Hamilton is in his final year with Mercedes before joining Italian manufacturer Ferrari in 2025.

The seven-time Formula 1 champion has not won for Mercedes since the penultimate race of the 2021 campaign, and the 39-year-old British driver has not finished higher than sixth position seven races into this one.

Furthermore, Hamilton's run without a podium at all stretches to 10 races dating back to last year. It could easily be 11 after Sunday's Monaco GP, where pole position is crucial on a tight and sinewy 3.3-kilometer (two-mile) street circuit that is so difficult for overtaking.

Given Mercedes' lack of pace compared to rival cars, a Monaco pole in qualifying on Saturday seems highly unlikely.
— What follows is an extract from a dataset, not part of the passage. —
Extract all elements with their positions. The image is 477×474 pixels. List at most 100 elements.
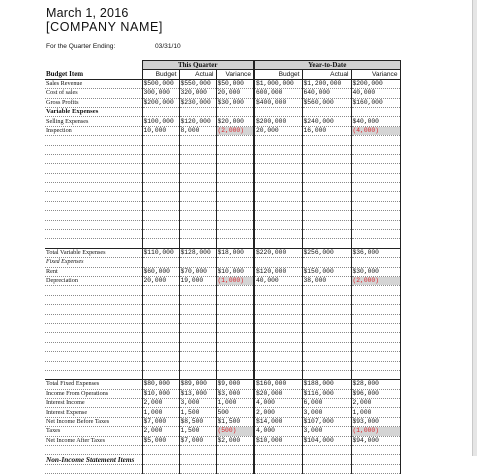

Hamilton hasn't started from higher than seventh on the grid this year, and he is only eighth in the overall standings.

It's a far cry from his glory days with Mercedes, but no amount of worrying statistics will detract from the pure enjoyment he still gets from racing around the tiny Principality.

“Monaco is more special than any other street circuit,” Hamilton said. "When you’re going through the tunnel and you know that Ayrton (Senna) and (Alain) Prost and all the greats before you got to drive through there. It's very, very surreal to think today that I'm one of the 20 (drivers) who's doing it."
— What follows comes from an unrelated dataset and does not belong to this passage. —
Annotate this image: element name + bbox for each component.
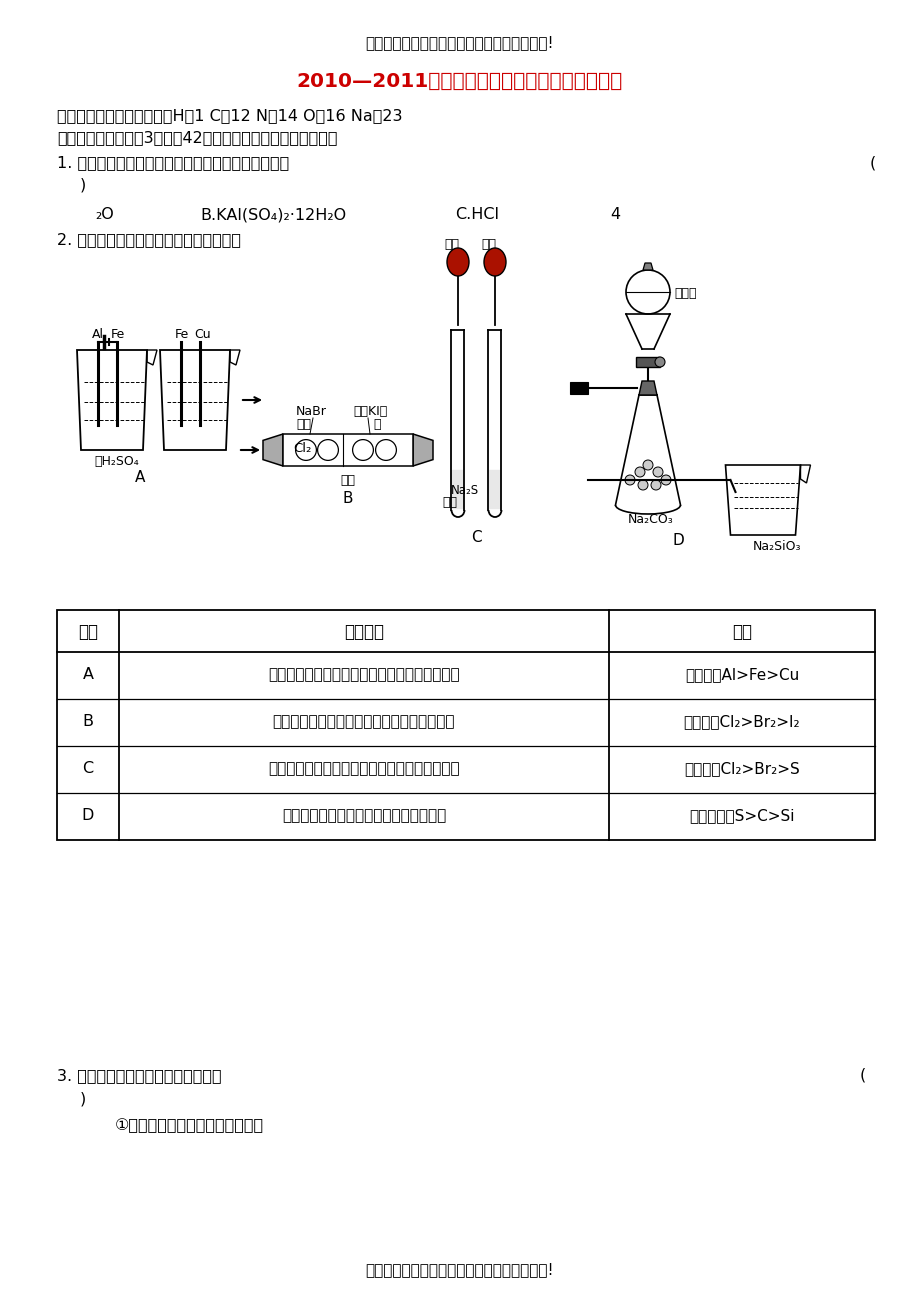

Hamilton still recalls his first impressions of setting foot in Monaco.

“I first came here when I was 13 and that really opened my eyes, that became a dream. It was like ‘OK, this is the most beautiful place I’ve ever been, this is where I want to live,'” Hamilton said. “Driving for the first time here when I was 18, 19, I think it was in Formula 3. I had a little scooter that I rented and I was running around town. It was just epic.”

Many years later, with an F1 record 103 race wins and 104 poles to his name, Hamilton's love of street circuits remains as high as ever — even if he's no longer a favorite to win.

“They're a lot more violent, a lot more challenging,” he said. “More risky, more hair-raising.”